Suppose that one of the cycles containing vertex \(1\) with the minimum number of edges consists of \((k+1)\) edges: vertex \(1\) \(\to\) vertex \(v_1\) \(\to\) \(\dots\) \(\to\) vertex \(v_k\) \(\to\) vertex \(1\). Then, \(v_k\) has the following property:

the distance from vertex \(1\) to vertex \(v_k\) is \(k\).

(Proof) The path vertex \(1\) \(\to\) vertex \(v_1\) \(\to\) \(\dots\) \(\to\) vertex \(v_k\) has a length of \(k\), so the distance from vertex \(1\) to vertex \(v_k\) is at most \(k\). If there is a path of length less than \(k\), then appending the edge vertex \(v_k\) \(\to\) vertex \(1\) forms a cycle of length less than \((k+1)\), contradicting the assumption that the original cycle has the minimum number of edges. Thus it has been proved. (End of proof)

By this fact, it turns out that the distance from vertex \(1\) to each vertex is crucial to find a cycle with the minimum number of edges. This observation leads to the following fact:

Let \(S\) be the set of vertices \(v\) such that:

• vertex \(v\) is reachable from vertex \(1\); and
• there is an edge from vertex \(v\) to vertex \(1\).

Then the answer is as follows:

• if \(S\) is an empty set, there is no conforming cycle;
• if \(S\) is a non-empty set, the answer is \(\min_{v \in S} (\text{distance from vertex }1\text{ to vertex }v)\).

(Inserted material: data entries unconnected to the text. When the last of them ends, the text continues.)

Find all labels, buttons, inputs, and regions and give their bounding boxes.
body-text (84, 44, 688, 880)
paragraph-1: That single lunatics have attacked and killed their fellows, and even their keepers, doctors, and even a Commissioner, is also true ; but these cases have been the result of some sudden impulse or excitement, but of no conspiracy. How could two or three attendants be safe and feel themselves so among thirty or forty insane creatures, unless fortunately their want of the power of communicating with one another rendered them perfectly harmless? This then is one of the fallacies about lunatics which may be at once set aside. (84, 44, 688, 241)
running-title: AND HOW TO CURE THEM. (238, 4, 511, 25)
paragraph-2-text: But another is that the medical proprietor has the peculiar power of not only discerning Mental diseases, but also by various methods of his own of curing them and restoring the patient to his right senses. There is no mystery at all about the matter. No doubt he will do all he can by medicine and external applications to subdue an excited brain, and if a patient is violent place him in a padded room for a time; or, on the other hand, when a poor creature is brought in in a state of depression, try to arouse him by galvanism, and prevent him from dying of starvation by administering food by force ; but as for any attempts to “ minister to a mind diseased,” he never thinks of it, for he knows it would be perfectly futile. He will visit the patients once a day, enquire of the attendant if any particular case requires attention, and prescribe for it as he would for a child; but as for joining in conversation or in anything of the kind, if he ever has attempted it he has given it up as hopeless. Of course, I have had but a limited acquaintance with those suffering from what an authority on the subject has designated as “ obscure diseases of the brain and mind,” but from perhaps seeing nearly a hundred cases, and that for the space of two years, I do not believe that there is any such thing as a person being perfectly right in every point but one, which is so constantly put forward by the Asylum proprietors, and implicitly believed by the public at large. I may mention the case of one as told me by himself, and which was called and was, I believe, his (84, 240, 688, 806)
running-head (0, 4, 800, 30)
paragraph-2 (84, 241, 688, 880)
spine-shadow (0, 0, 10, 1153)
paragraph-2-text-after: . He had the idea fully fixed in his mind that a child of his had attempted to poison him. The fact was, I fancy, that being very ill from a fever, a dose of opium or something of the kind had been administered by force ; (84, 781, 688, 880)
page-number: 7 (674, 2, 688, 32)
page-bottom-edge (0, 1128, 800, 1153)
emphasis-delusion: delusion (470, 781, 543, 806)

The validity can be proved by the fact that, for the vertex \(v\) that is the previous vertex of vertex \(1\) in a cycle, the distance from vertex \(1\) to vertex \(v\) plus \(1\) is the minimum number of edges in a cycle, as shown above.

By the discussion so far, the Breadth-First Search (BFS) algorithm that finds the shortest distance to each vertex is a valid solution. Specifically, do the process as follows:

• Do BFS to find the distance to each vertex in ascending order of the distances. Inside the BFS, do the following process as well as computing the distances as usual.
  • Let \(c\) be the current vertex. If there is an edge from vertex \(c\) to vertex \(1\), print the distance from vertex \(1\) to vertex \(c\), plus \(1\), as the answer, and terminate the entire procedure.
• If BFS ends before printing anything, then no cycle is detected; print -1.

This algorithm runs in \(\mathrm{O}(N + M)\) time, which is fast enough.

• Sample code (Python)

from collections import deque

N, M = map(int, input().split())
g = [list() for _ in range(N)]
for i in range(M):
    a, b = map(int, input().split())
    g[a - 1].append(b - 1)

inf = 10**9
d = [inf] * N
Q = deque()

d[0] = 0
Q.append(0)

while len(Q) > 0:
    cur = Q.popleft()
    for dst in g[cur]:
        if dst == 0:
            print(d[cur] + 1)
            exit()
        if d[dst] == inf:
            d[dst] = d[cur] + 1
            Q.append(dst)

print(-1)